Se ha reproducido generosamente una fotografía en la que aparecen dieciséis frascos con un producto singular en su interior: excrementos. Están alineados en perfecta simetría a la entrada del Museo de la Mierda inaugurado recientemente en Castelbosco, un pequeño pueblo agrícola en la provincia italiana de Piacenza. El logo de este nuevo museo es un escarabajo pelotero.

No es ninguna ocurrencia surrealista. A pocos metros de donde se ha erigido este museo el ganadero italiano Gianantonio Locatelli tiene 2.500 vacas que producen 100.000 kilos de estiércol al año. Además de usarlas como fertilizante, con estas boñigas el señor Locatelli genera energía eléctrica que vende al Estado. Esta información atufante me ha traído a la mente una frase que era un alegato anticapitalista: "Si la mierda tuviera valor, los pobres nacerían sin culo".

Quienes nacimos en un pueblo zamorano a mediados de los años cuarenta del siglo pasado tenemos muy metidos en la pituitaria los olores que despedían los establos y las pocilgas, debido a los excrementos de vacas, burros, mulas y marranos. De estos olores perdidos habla con nostalgia Amando de Miguel en su libro "Cuando éramos niños". Los establos servían también de retrete a las personas, porque entonces no existían los cuartos de baño. Las cagadas de vaca se usaban también desmenuzadas y mezcladas con agua y barro para endurecer los suelos de las casas que carecían de baldosas. Algunas mujeres las usaban como combustible para la lumbre. He podido comprobar en las inmediaciones de Nairobi que los ganaderos masai usan las cagadas de vaca para embarrar sus chozas.
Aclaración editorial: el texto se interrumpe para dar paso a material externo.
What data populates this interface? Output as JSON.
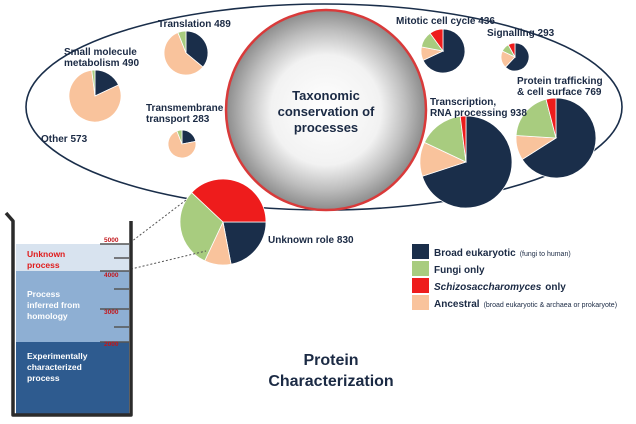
{
  "center": {
    "title_line1": "Taxonomic",
    "title_line2": "conservation of",
    "title_line3": "processes"
  },
  "categories": [
    {
      "key": "broad",
      "name": "Broad eukaryotic",
      "note": "(fungi to human)",
      "color": "#1a2e4a"
    },
    {
      "key": "fungi",
      "name": "Fungi only",
      "note": "",
      "color": "#a8cc7f"
    },
    {
      "key": "schizo",
      "name": "Schizosaccharomyces",
      "name_suffix": "only",
      "note": "",
      "color": "#ee1c1c"
    },
    {
      "key": "ancestral",
      "name": "Ancestral",
      "note": "(broad eukaryotic & archaea or prokaryote)",
      "color": "#f9c39c"
    }
  ],
  "processes": [
    {
      "id": "small-molecule-metabolism",
      "label_lines": [
        "Small molecule",
        "metabolism 490"
      ],
      "values": {
        "broad": 18,
        "fungi": 2,
        "schizo": 0,
        "ancestral": 80
      }
    },
    {
      "id": "translation",
      "label_lines": [
        "Translation 489"
      ],
      "values": {
        "broad": 36,
        "fungi": 6,
        "schizo": 0,
        "ancestral": 58
      }
    },
    {
      "id": "other",
      "label_lines": [
        "Other 573"
      ],
      "values": {}
    },
    {
      "id": "transmembrane-transport",
      "label_lines": [
        "Transmembrane",
        "transport 283"
      ],
      "values": {
        "broad": 22,
        "fungi": 6,
        "schizo": 0,
        "ancestral": 72
      }
    },
    {
      "id": "mitotic-cell-cycle",
      "label_lines": [
        "Mitotic cell cycle 436"
      ],
      "values": {
        "broad": 68,
        "fungi": 12,
        "schizo": 10,
        "ancestral": 10
      }
    },
    {
      "id": "signalling",
      "label_lines": [
        "Signalling 293"
      ],
      "values": {
        "broad": 62,
        "fungi": 10,
        "schizo": 8,
        "ancestral": 20
      }
    },
    {
      "id": "transcription-rna-processing",
      "label_lines": [
        "Transcription,",
        "RNA processing 938"
      ],
      "values": {
        "broad": 70,
        "fungi": 16,
        "schizo": 2,
        "ancestral": 12
      }
    },
    {
      "id": "protein-trafficking",
      "label_lines": [
        "Protein trafficking",
        "& cell surface  769"
      ],
      "values": {
        "broad": 66,
        "fungi": 20,
        "schizo": 4,
        "ancestral": 10
      }
    },
    {
      "id": "unknown-role",
      "label_lines": [
        "Unknown role 830"
      ],
      "values": {
        "broad": 22,
        "fungi": 30,
        "schizo": 38,
        "ancestral": 10
      }
    }
  ],
  "beaker": {
    "layers": [
      {
        "id": "unknown",
        "lines": [
          "Unknown",
          "process"
        ],
        "color": "#d8e3ef",
        "text_color": "#e01b1b"
      },
      {
        "id": "inferred",
        "lines": [
          "Process",
          "inferred from",
          "homology"
        ],
        "color": "#8eafd3",
        "text_color": "#ffffff"
      },
      {
        "id": "experimental",
        "lines": [
          "Experimentally",
          "characterized",
          "process"
        ],
        "color": "#2e5b8f",
        "text_color": "#ffffff"
      }
    ],
    "tick_labels": [
      "5000",
      "4000",
      "3000",
      "2000"
    ]
  },
  "caption": {
    "line1": "Protein",
    "line2": "Characterization"
  }
}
Cuando los excrementos envueltos con la paja estaban ya curtidos, se sacaban al muladar que había en los corrales. Y cuando el estiércol del corral era ya abundante, se llevaba en carros a los estercoleros a las afueras el pueblo; por eso, en Pajares de la Lampreana se dice "muradal" y no la metátesis "muladar", palabra que etimológicamente significa fuera del muro. Desde estos muladares, una vez dada la vuelta con los ganchos o relámpagos -como dicen en algunos pueblos zamoranos-, se trasladaba el estiércol a las tierras para abonarlas.

Este abono orgánico usado habitualmente por los labradores ha desaparecido al mismo ritmo que los animales para las tareas agrícolas. Se complementaba a veces con guano, nitrato de Chile - "el único nitrato natural", según se anunciaba en los cartelones publicitarios- y con los excrementos o cagalitas de las ovejas, recogidas por las noches en teleras distribuidas por las tierras.
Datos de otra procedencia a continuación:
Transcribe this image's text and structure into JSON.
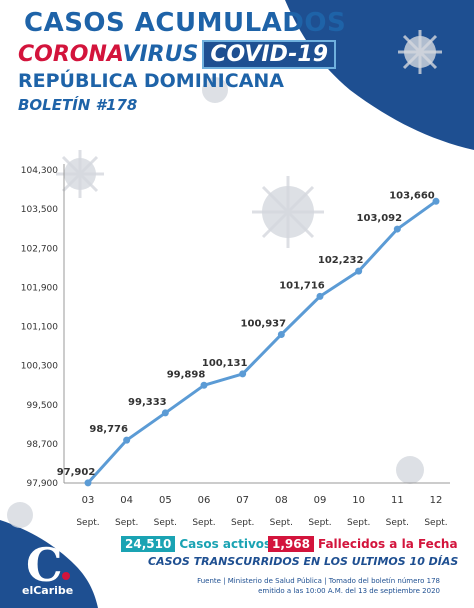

El abono orgánico se ha reemplazado en la Tierra del Pan desde hace muchos años por el abono mineral, cuyo precio no deja de subir para desconsuelo de los nuevos agricultores, porque ello incrementa considerablemente el coste de la producción del cereal, muy poco rentable o quizás inviable si no fuera por las ayudas comunitarias. Algunos agricultores usan también el purín producido por los cerdos en algunas naves construidas en varios pueblos cerealistas: la Cooperativa Bajo Duero (Cobadu) suministra los piensos y los marranos para el engorde o la crianza y los jóvenes ganaderos ponen la nave y el trabajo. Algo es algo.

Lo del Museo de la Mierda puede ser anecdótico, pero la iniciativa del ganadero Gianantonio Locatelli de reconvertir los excrementos de sus vacas en energía eléctrica no es ninguna bagatela. ¿Podría ser imitada por los ganaderos que aún perviven en los pueblos zamoranos? Dado el escaso volumen de las granjas, al menos las que yo conozco, es probable que no. Tal vez se podría plantear la necesidad de fomentar cooperativas para juntar esas 2.500 vacas que producen 100.000 kilos de estiércol al año o llevar los excrementos de distintas granjas a un centro determinado. En ese caso, creo que se podría seguir el ejemplo del ganadero italiano.